Oleh: Giska Amelia Irvi
Mahasiswi
Ilmu Politik, Universitas Andalas
Seperti yang kita ketahui permasalahan korupsi
di Indonesia seolah bagian yang tak terpisahkan di dalam sistem pemerintahan.
Permasalahan korupsi di Indonesia sendiri bukanlah suatu permasalahan yang baru
saja terjadi, tetapi permasalahan ini sudah terjadi dan berlangsung sejak zaman
penjajahan Belanda. Budaya korupsi yang diwariskan oleh para penjajah ini kemudian
semakin tumbuh subur di Indonesia hingga saat ini. Sejak pemerintahan Orde Baru
hingga saat ini berbagai macam cara dan upaya untuk menyelesaikan masalah
korupsi telah dilakukan untuk mencegah dan memberantasnya, akan tetapi
penyelesaian itu belum mencapai suatu titik ujung nya.
Pelaku utama
dari permasalahan korupsi ini sendiri tidak lain ialah para pejabat
pemerintahan yang merupakan tokoh yang di percaya oleh masyarakat untuk
menjalankan suatu sistem pemerintahan agar menciptakan keadilan dan kemakmuran
suatu negara. Akan tetapi, para pejabat ini melakukan tindakan yang sangat
merugikan bagi banyak orang sehingga membuat kepercayaan masyarakat hilang
karena budaya korupsi yang selalu mewarnai kehidupan pemerintahan di Indonesia.
Merujuk pada
data Indonesia Corruption Watch (ICW), ada 579 kasus korupsi yang telah
ditindak di Indonesia sepanjang tahun 2022. Jumlah tersebut meningkat sebesar
8,63 persen jika dibandingkan dengan tahun sebelumnya sebanyak 533 kasus. Dapat
kita lihat begitu banyaknya kasus korupsi yang terjadi di Indonesia, dan
mungkin saja akan terus bertambah tiap tahunnya. Ini artinya kasus korupsi
tidak boleh kita anggap sepele saja, tetapi kasus ini harus segera ditangani
karena kalau tidak akan berdampak besar kepada kehidupan bernegara dan
kehidupan kita sendiri. Penanganan mengenai pemberantasan tindak kasus korupsi
ini juga tertera di dalam UU No.20 Tahun 2001 yang merupakan perubahan dari UU
No.31 Tahun 1999.
Peranan
masyarakat sipil sangatlah penting dalam penyelesaian pemberantasan tindak
korupsi ini. Seperti yang dikatakan oleh Menteri Koordinator Bidang Politik
Hukum dan Keamanan (Menko Polhukam) Mahfud MD pada acara Indonesian Civil
Society Forum 2021, Rabu (24/3/2021). Menurutnya, ada dua hal yang
melatarbelakanginya. Pertama, praktik korupsi selalu berpusat pada sumber daya
yang dimiliki oleh pemerintahan negara dan pemilik modal, yakni anggaran negara
dan kekayaan alam nasional. Dilihat dari sudut pandang yang berbeda, penegakan
hukum terhadap tindak pidana korupsi tentu hanya boleh dilakukan oleh aparat
penegak hukum. “Karena itu, kehadiran peran masyarakat sipil senantiasa
diperlukan untuk menjadi kekuatan pendorong dan pemaksa agar upaya pencegahan korupsi
dilakukan secara sistematik, penegakan hukum dilakukan secara tegas, dan
sebagai pengontrol agar tidak terjadi korupsi dalam proses penegakan hukum,”

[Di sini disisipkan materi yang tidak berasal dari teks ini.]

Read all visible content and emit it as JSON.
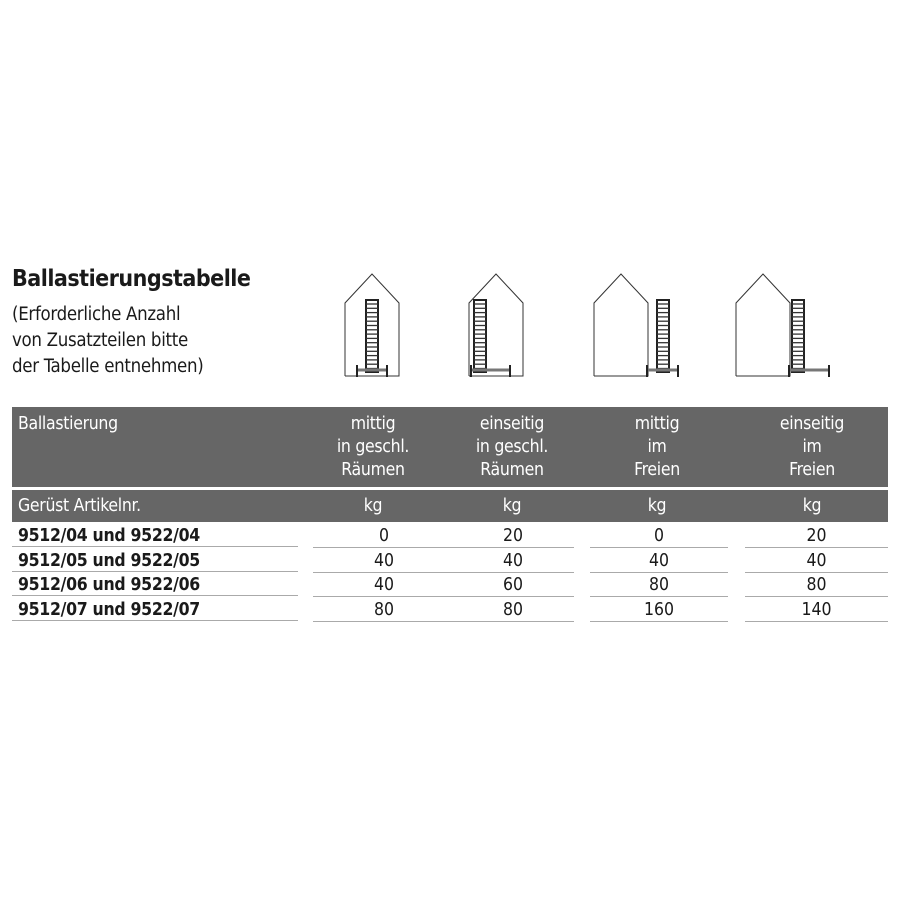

ujar Mahfud MD dalam sambutannya yang dibacakan Deputi Bidang Koordinasi
Kesatuan Bangsa Janedjri M Gaffar.
Kedua, faktor budaya sangat menentukan
keberhasilan suatu pemberantasan tindak korupsi, karena seperti yang kita
ketahui budaya korupsi itu sendiri sudah melekat di negara Indonesia. Sehingga
di perlukannya budaya anti-korupsi, budaya peduli dan sadar akan untuk
melaporkan para pelaku korupsi merupakan
hal dasar yang harus ditanamkan dalam diri masyarakat sipil, serta modal sosial
yang akan selalu mendorong dan mengawal pemberantasan korupsi yang ada di Indonesia.
Untuk itu
peranan masyarakat sipil sangatlah besar dalam membantu penyelesaian
permasalahan suatu tindak korupsi, karena masyarakat sipil merupakan faktor
utama dalam representasi dari publik yang aktif dan berdaya. Sehingga sangat
penting agar memastikan keberhasilan dalam perang melawan korupsi dan
penyalahgunaan kekuasaan yang terjadi di Indonesia.